DEBU[2024-07-03T05:09:12.187703634+02:00] Calling HEAD /_ping
DEBU[2024-07-03T05:09:12.188320732+02:00] Calling GET /v1.46/containers/socket-proxy/json
DEBU[2024-07-03T05:09:12.190011580+02:00] Calling POST /v1.46/containers/socket-proxy/exec
DEBU[2024-07-03T05:09:12.190087530+02:00] form data: {"AttachStderr":true,"AttachStdin":false,"AttachStdout":true,"Cmd":["echo","Hi"],"Detach":false,"DetachKeys":"","Env":null,"Privileged":false,"Tty":false,"User":"","WorkingDir":""}
DEBU[2024-07-03T05:09:12.191548416+02:00] Calling POST /v1.46/exec/144ccce26aba8c987238e6cbae3945b988e02fd10d0b962a61472b6047f9b906/start
DEBU[2024-07-03T05:09:12.191604084+02:00] form data: {"Detach":false,"Tty":false}
DEBU[2024-07-03T05:09:12.191700190+02:00] starting exec command 144ccce26aba8c987238e6cbae3945b988e02fd10d0b962a61472b6047f9b906 in container 701651b0afdcc068edcf4286ce66087072195672a19a31771845d2cd7f2d262f
DEBU[2024-07-03T05:09:12.193616873+02:00] attach: stdout: begin
DEBU[2024-07-03T05:09:12.193651111+02:00] attach: stderr: begin
DEBU[2024-07-03T05:09:12.194593053+02:00] event                                         module=libcontainerd namespace=moby topic=/tasks/exec-added
DEBU[2024-07-03T05:09:12.230508112+02:00] event                                         module=libcontainerd namespace=moby topic=/tasks/exec-started
DEBU[2024-07-03T05:09:12.230543104+02:00] event                                         module=libcontainerd namespace=moby topic=/tasks/exit
DEBU[2024-07-03T05:09:12.230604757+02:00] attach: stdout: end
DEBU[2024-07-03T05:09:12.230615418+02:00] attach: stderr: end
DEBU[2024-07-03T05:09:12.230638297+02:00] attach done
DEBU[2024-07-03T05:09:12.231610262+02:00] Calling GET /v1.46/exec/144ccce26aba8c987238e6cbae3945b988e02fd10d0b962a61472b6047f9b906/json

Here is a comparison between the two: https://www.diffchecker.com/Va1xo5Mp/
Not sure if the log is asynchronous, which could explain why the GET /v1.46/exec/{id}/json request gets logged at different points.

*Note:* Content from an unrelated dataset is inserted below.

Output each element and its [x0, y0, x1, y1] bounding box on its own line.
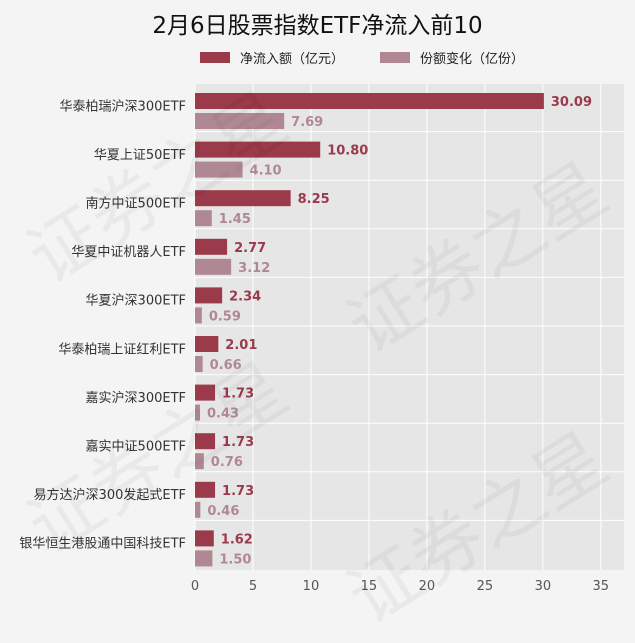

EDIT 3: I have added some info from the comments to the original issue above. This could help anyone else stumbling across this issue.

[LinuxServer-CI]

This issue has been automatically marked as stale because it has not had recent activity. This might be due to missing feedback from OP. It will be closed if no further activity occurs. Thank you for your contributions.

[jonasgeiler]

Not stale.

[jonasgeiler]

I believe this is entirely unrelated but for some reason docker exec is also broken with the latest version of Tecnativa's docker-socket-proxy: Tecnativa/docker-socket-proxy#132

[Roxedus]

It is related. it matches the findings regarding the hijack.